Le parole di Paolo Maldini nel post sconfitta dell’Olimpico contro la Lazio, passo falso che ha chiuso definitivamente le prospettive di difesa dello scudetto conquistato nel maggio scorso, sono parse ai più una difesa del proprio lavoro e la conferma di una visione divergente sulle prospettive di crescita del Milan.
La disamina di Maldini è scomoda
Il capo dell’area tecnica ha in sintesi ribadito il concetto di non poter fare come lo stesso Milan in altre ere storiche. Andare sul mercato e prendere campioni per accelerare.E nemmeno di poter offrire a quelli che ci sono condizioni che ne garantiscano la permanenza. E’ per questo che in due anni sono partiti Donnarumma, Calhanoglu, Kessie e Romagnoli e da mesi il focus si è spostato su Leao che oggi rappresenta il calciatore più forte della rosa di Pioli.
Una disanima spietata e veritiera, ma anche scomoda perché pronunciata nella notte più buia dei campioni d’Italia; che in questo inizio di 2023 hanno perso la propria identità e non riescono quasi a stare in campo. Qualcosa che difficilmente si può ricondurre a questioni di budget e denaro. Non solo. E’ la seconda volta in pochi mesi che Maldini utilizza queste argomentazioni; quasi con ruvidezza, in momenti di passaggio delicati. Era accaduto anche a scudetto appena conquistato, quando in ballo c’era il rinnovo di contratto per lui e per il direttore sportivo Massara. Firme arrivate in extremis dopo settimane di estenuante tira e molla.
Visioni divergenti tra Maldini e proprietà
Allora si era capito con chiarezza come, nonostante il trionfo tricolore, le visioni restassero diverse e fossero state motivo di confronto duro. Oggi il sospetto è che le divergenze non si siano appianate ma semplicemente siano state coperte dalla straordinarietà della scorsa stagione; quella conclusa con la festa scudetto. E’ facile comprendere, dunque, che le parole dell’Olimpico di Maldini possano non essere risultate graditissime negli uffici delle proprietà (Elliott e RedBird) cui è velatamente indirizzata l’accusa di non voler derogare dalla legge della sostenibilità a tutti i costi.
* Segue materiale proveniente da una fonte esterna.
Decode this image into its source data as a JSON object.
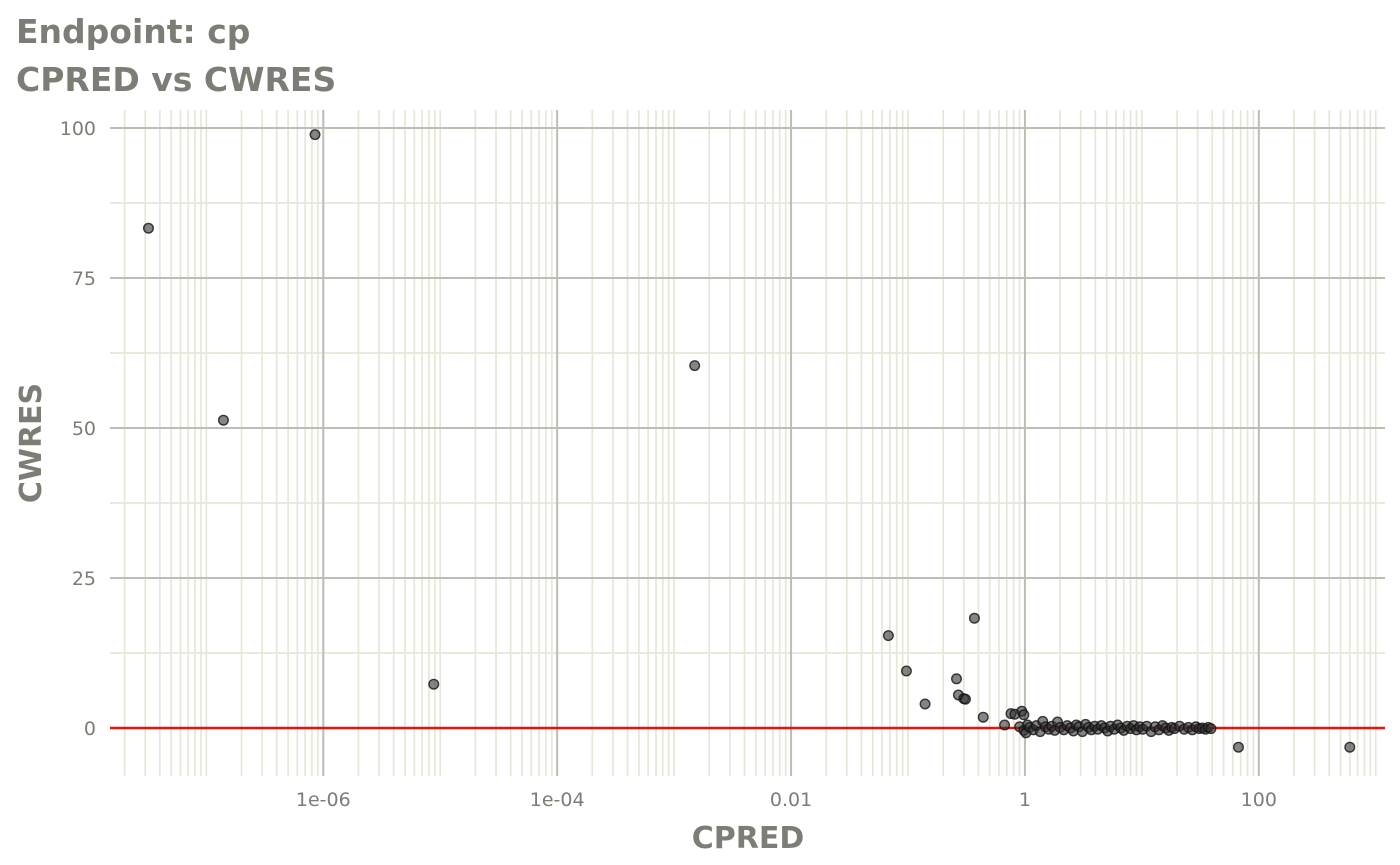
{
  "chart_data": {
    "type": "scatter",
    "title": "Endpoint:  cp",
    "subtitle": "CPRED vs CWRES",
    "xlabel": "CPRED",
    "ylabel": "CWRES",
    "x_scale": "log10",
    "xlim": [
      1.5e-08,
      1200
    ],
    "ylim": [
      -8,
      103
    ],
    "x_ticks": [
      {
        "value": 1e-06,
        "label": "1e-06"
      },
      {
        "value": 0.0001,
        "label": "1e-04"
      },
      {
        "value": 0.01,
        "label": "0.01"
      },
      {
        "value": 1,
        "label": "1"
      },
      {
        "value": 100,
        "label": "100"
      }
    ],
    "y_ticks": [
      {
        "value": 0,
        "label": "0"
      },
      {
        "value": 25,
        "label": "25"
      },
      {
        "value": 50,
        "label": "50"
      },
      {
        "value": 75,
        "label": "75"
      },
      {
        "value": 100,
        "label": "100"
      }
    ],
    "reference_line": {
      "y": 0,
      "color": "#e8120c"
    },
    "point_color": "#333333",
    "grid": true,
    "legend": "none",
    "points": [
      {
        "x": 3.2e-08,
        "y": 83.3
      },
      {
        "x": 1.4e-07,
        "y": 51.3
      },
      {
        "x": 8.5e-07,
        "y": 98.9
      },
      {
        "x": 8.8e-06,
        "y": 7.3
      },
      {
        "x": 0.0015,
        "y": 60.4
      },
      {
        "x": 0.068,
        "y": 15.4
      },
      {
        "x": 0.097,
        "y": 9.5
      },
      {
        "x": 0.14,
        "y": 4.0
      },
      {
        "x": 0.26,
        "y": 8.2
      },
      {
        "x": 0.27,
        "y": 5.5
      },
      {
        "x": 0.3,
        "y": 4.9
      },
      {
        "x": 0.31,
        "y": 4.8
      },
      {
        "x": 0.37,
        "y": 18.3
      },
      {
        "x": 0.44,
        "y": 1.8
      },
      {
        "x": 0.67,
        "y": 0.5
      },
      {
        "x": 0.76,
        "y": 2.4
      },
      {
        "x": 0.82,
        "y": 2.3
      },
      {
        "x": 0.94,
        "y": 2.8
      },
      {
        "x": 0.98,
        "y": 2.2
      },
      {
        "x": 0.9,
        "y": 0.2
      },
      {
        "x": 0.98,
        "y": -0.4
      },
      {
        "x": 1.02,
        "y": -0.8
      },
      {
        "x": 1.05,
        "y": 0.5
      },
      {
        "x": 1.1,
        "y": 0.1
      },
      {
        "x": 1.18,
        "y": -0.3
      },
      {
        "x": 1.25,
        "y": 0.4
      },
      {
        "x": 1.35,
        "y": -0.6
      },
      {
        "x": 1.42,
        "y": 1.1
      },
      {
        "x": 1.5,
        "y": 0.2
      },
      {
        "x": 1.6,
        "y": -0.2
      },
      {
        "x": 1.7,
        "y": 0.3
      },
      {
        "x": 1.8,
        "y": -0.4
      },
      {
        "x": 1.9,
        "y": 1.0
      },
      {
        "x": 2.0,
        "y": 0.1
      },
      {
        "x": 2.15,
        "y": -0.3
      },
      {
        "x": 2.3,
        "y": 0.4
      },
      {
        "x": 2.45,
        "y": 0.0
      },
      {
        "x": 2.6,
        "y": -0.5
      },
      {
        "x": 2.75,
        "y": 0.5
      },
      {
        "x": 2.9,
        "y": 0.2
      },
      {
        "x": 3.1,
        "y": -0.6
      },
      {
        "x": 3.3,
        "y": 0.6
      },
      {
        "x": 3.5,
        "y": 0.1
      },
      {
        "x": 3.7,
        "y": -0.3
      },
      {
        "x": 3.95,
        "y": 0.3
      },
      {
        "x": 4.2,
        "y": -0.2
      },
      {
        "x": 4.5,
        "y": 0.4
      },
      {
        "x": 4.8,
        "y": 0.0
      },
      {
        "x": 5.1,
        "y": -0.5
      },
      {
        "x": 5.4,
        "y": 0.3
      },
      {
        "x": 5.8,
        "y": -0.2
      },
      {
        "x": 6.2,
        "y": 0.5
      },
      {
        "x": 6.6,
        "y": 0.0
      },
      {
        "x": 7.0,
        "y": -0.4
      },
      {
        "x": 7.5,
        "y": 0.3
      },
      {
        "x": 8.0,
        "y": -0.1
      },
      {
        "x": 8.5,
        "y": 0.4
      },
      {
        "x": 9.0,
        "y": -0.3
      },
      {
        "x": 9.6,
        "y": 0.2
      },
      {
        "x": 10.2,
        "y": -0.2
      },
      {
        "x": 11.0,
        "y": 0.3
      },
      {
        "x": 12.0,
        "y": -0.6
      },
      {
        "x": 13.0,
        "y": 0.2
      },
      {
        "x": 14.0,
        "y": -0.3
      },
      {
        "x": 15.0,
        "y": 0.4
      },
      {
        "x": 16.0,
        "y": 0.0
      },
      {
        "x": 17.0,
        "y": -0.4
      },
      {
        "x": 18.0,
        "y": 0.1
      },
      {
        "x": 19.0,
        "y": -0.1
      },
      {
        "x": 21.0,
        "y": 0.3
      },
      {
        "x": 23.0,
        "y": -0.2
      },
      {
        "x": 25.0,
        "y": 0.1
      },
      {
        "x": 27.0,
        "y": -0.3
      },
      {
        "x": 29.0,
        "y": 0.2
      },
      {
        "x": 31.0,
        "y": -0.1
      },
      {
        "x": 33.0,
        "y": 0.0
      },
      {
        "x": 35.0,
        "y": -0.2
      },
      {
        "x": 37.0,
        "y": 0.1
      },
      {
        "x": 39.0,
        "y": -0.1
      },
      {
        "x": 67.0,
        "y": -3.2
      },
      {
        "x": 600.0,
        "y": -3.2
      }
    ]
  }
}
Anche perché, se è vero che all’area tecnica non è stato consegnato un budget multimilionario sullo stile delle top europee; è incontestabile che almeno a livello italiano il Milan sia stato l’unica grande a poter spendere in acquisti senza l’assillo di dover prima vendere. E’ capitato alla Juventus (De Ligt e non solo), all’Inter (che a giugno dovrà fare sacrifici importanti); alla Roma (come sottolinea spesso Mourinho parlando di “mercatino”) e via via a scendere. Anche al Napoli che ha chiuso il ciclo precedente, lasciato partire tutti i senatori, tagliato costi e ingaggi per rilanciare su un gruppo che con Spalletti sta volando.
I conti del mercato del Milan
Il saldo del Milan è stato negativo di oltre 40 milioni di euro e il ragionamento che potrebbero fare nelle stanze di RedBird ed Elliott è se siano davvero stati spesi tutti bene. De Ketelaere, Origi, Adli, Vrankx, Thiaw hanno dato fin qui pochissimo alla causa e nella maggior parte delle circostanze vanno aspettati. Ma chi li ha scelti? Ragionamenti simili a quelli che nell’inverno pre Covid portarono al logoramento dei rapporti con Leonardo, allora al posto di Maldini. Certo, poi ci fu l’intervista del dirigente alla Gazzetta dello Sport con successivo licenziamento e cause che si sono trascinate in tribunale.
Ma il punto centrale non è dissimile (pur non essendo in nessun modo prevedibile un esito uguale). La proprietà ritiene di essere stata coerente nel progetto di crescita tecnica della squadra e ha lasciato autonomia nelle scelte all’interno di un budget che ha rimesso in circolo i soldi incassati attraverso i risultati del campo. Punto. E se il Napoli ‘low cost’ di Giuntoli e Spalletti sta incantando Italia ed Europa e il Milan no, non è detto che la colpa debba essere della proprietà e basta.